Quando conseguiu reagir, a jovem já se aproximava com passos leves e, parando diante de Jiang Qin, estendeu-lhe uma garrafa de água mineral, enquanto enxugava discretamente o suor sob a aba do boné.
— Jiang Qin, quero beber água.
— Não consegue abrir?
Feng Nanshu assentiu suavemente e estendeu a garrafa mais uma vez. Jiang Qin pegou, abriu a tampa e devolveu, mas em seu íntimo desconfiou: afinal, aquela “pequena milionária” praticava judô brasileiro desde pequena, e embora ele não soubesse ao certo seu grau, abrir uma tampa dessas não deveria ser problema. Estaria ela apenas encenando?
Feng Nanshu ergueu o queixo e bebeu pequenos goles, expondo o longo pescoço alvo, como o de um cisne.
Depois de se saciar, ajeitou a roupa e sentou-se ao lado de Jiang Qin, inclinando levemente o corpo em sua direção. Mesmo após mais de uma hora de treinamento intenso, um leve aroma floral pairava ao redor de Feng Nanshu, lembrando lírios-do-vale depois da chuva, uma fragrância que acalmava os ânimos.
O olhar de Jiang Qin deslizou silencioso pelo colo dela, lamentando o corte do uniforme, pouco favorecedor. Desviou então para o rosto, detendo-se no nariz delicado e nos lábios rosados.
— Está se dando bem com as colegas de quarto?
Feng Nanshu sorriu com os olhos:
— Elas são ótimas. Até me levaram para comer aquele algodão-doce colorido que você não me deixou provar.
Jiang Qin semicerrrou os olhos:
— Feng Nanshu, você está me provocando? Só porque não deixei você comer algodão-doce agora não sou uma boa pessoa?
— Eu disse que você era uma boa pessoa, mas você não quer que eu diga isso — respondeu ela, com um ar de quem pede piedade.
Jiang Qin ficou um instante surpreso:
— Tem razão, não me dê esse título à toa. Guarde para quem merece.
Feng Nanshu tomou um pequeno gole de água, seus lábios úmidos e macios:
— Jiang Qin, minhas colegas te viram ontem e querem que você as convide para jantar.
Jiang Qin arqueou uma sobrancelha:
— E por que eu faria isso?
— Disseram que você é meu namorado e, como tal, deveria convidá-las para jantar, para que cuidem de mim durante a faculdade.

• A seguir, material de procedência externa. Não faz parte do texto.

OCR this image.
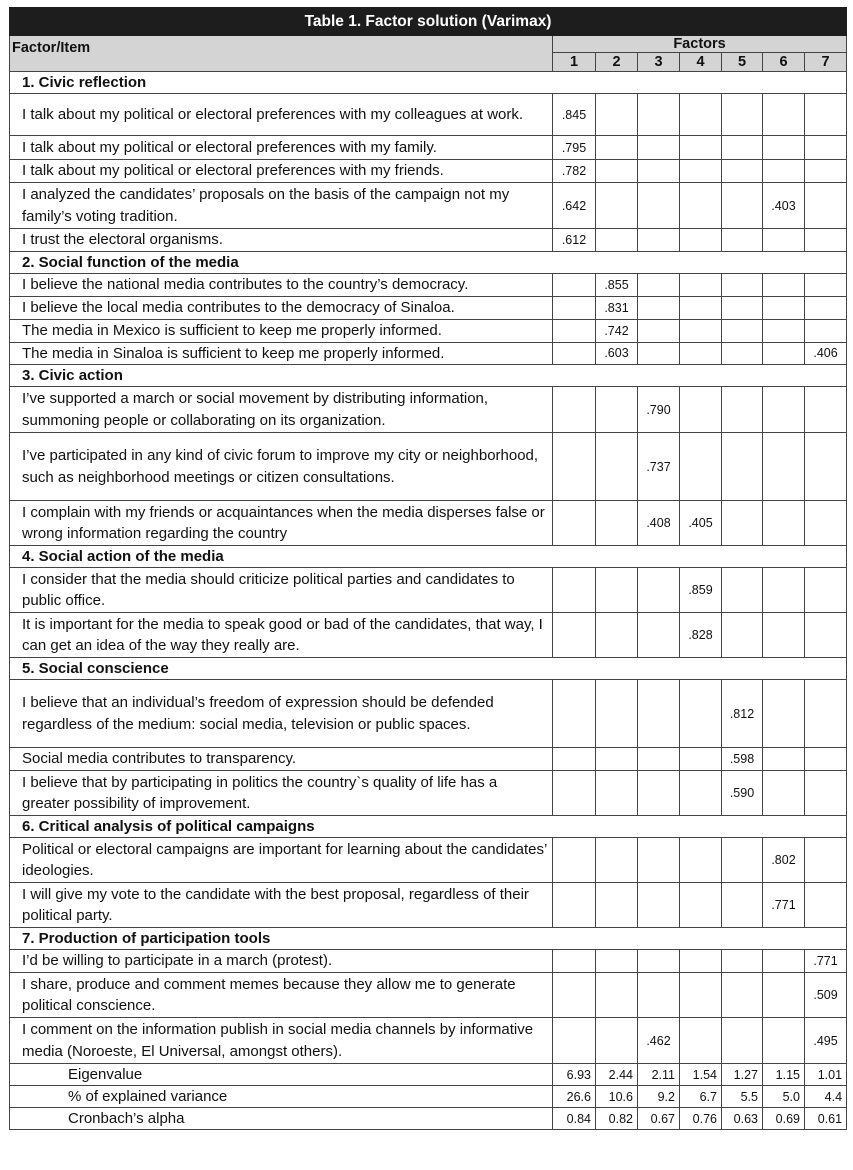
Table 1. Factor solution (Varimax)							
Factor/Item	Factors						
	1	2	3	4	5	6	7
1. Civic reflection							
I talk about my political or electoral preferences with my colleagues at work.	.845						
I talk about my political or electoral preferences with my family.	.795						
I talk about my political or electoral preferences with my friends.	.782						
I analyzed the candidates’ proposals on the basis of the campaign not my family’s voting tradition.	.642					.403	
I trust the electoral organisms.	.612						
2. Social function of the media							
I believe the national media contributes to the country’s democracy.		.855					
I believe the local media contributes to the democracy of Sinaloa.		.831					
The media in Mexico is sufficient to keep me properly informed.		.742					
The media in Sinaloa is sufficient to keep me properly informed.		.603					.406
3. Civic action							
I’ve supported a march or social movement by distributing information, summoning people or collaborating on its organization.			.790				
I’ve participated in any kind of civic forum to improve my city or neighborhood, such as neighborhood meetings or citizen consultations.			.737				
I complain with my friends or acquaintances when the media disperses false or wrong information regarding the country			.408	.405			
4. Social action of the media							
I consider that the media should criticize political parties and candidates to public office.				.859			
It is important for the media to speak good or bad of the candidates, that way, I can get an idea of the way they really are.				.828			
5. Social conscience							
I believe that an individual’s freedom of expression should be defended regardless of the medium: social media, television or public spaces.					.812		
Social media contributes to transparency.					.598		
I believe that by participating in politics the country`s quality of life has a greater possibility of improvement.					.590		
6. Critical analysis of political campaigns							
Political or electoral campaigns are important for learning about the candidates’ ideologies.						.802	
I will give my vote to the candidate with the best proposal, regardless of their political party.						.771	
7. Production of participation tools							
I’d be willing to participate in a march (protest).							.771
I share, produce and comment memes because they allow me to generate political conscience.							.509
I comment on the information publish in social media channels by informative media (Noroeste, El Universal, amongst others).			.462				.495
Eigenvalue	6.93	2.44	2.11	1.54	1.27	1.15	1.01
% of explained variance	26.6	10.6	9.2	6.7	5.5	5.0	4.4
Cronbach’s alpha	0.84	0.82	0.67	0.76	0.63	0.69	0.61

— Ah, essas universitárias de hoje sabem mesmo como negociar...
Jiang Qin pensou em sua agenda e concluiu que, até o site ficar pronto, não teria muito o que fazer — além do treinamento militar e de um jantar que devia a Hong Yan.
Ou seja, depois das seis da tarde, o tempo estava livre.
— Podemos marcar para um fim de tarde fresco. Te mando o horário e o local pelo QQ.
Ao ouvir isso, os cílios de Feng Nanshu tremeram levemente. Ela virou-se e o fitou em silêncio, os olhos brilhando como lagos de jade.
— O que foi? Não quer jantar? Assim eu economizo.
— Não, só estou pensando no que quero comer — respondeu ela, passando a mão sobre o peito.
Jiang Qin mudou de posição, deixando o calor do chão castigar a outra metade do corpo, e disse:
— Estou te ajudando tanto, você vai me pagar depois, certo? Já ouviu o ditado: “Se alcançar a riqueza, não se esqueça de quem te ajudou”. Agora que você já é rica, não pode me esquecer.
Feng Nanshu pensou um pouco, esticou as pernas e, calçando os sapatos militares verde-escuros, apontou a ponta dos pés para Jiang Qin:
— Posso deixar você brincar com meus pés.
Jiang Qin sentiu um baque no coração, como se algo nele tivesse sido tocado.
Ao mesmo tempo, todo o campo de treinamento mergulhou num silêncio sepulcral. Todos olhavam para os dois, sentados tão próximos, com expressões difíceis de decifrar.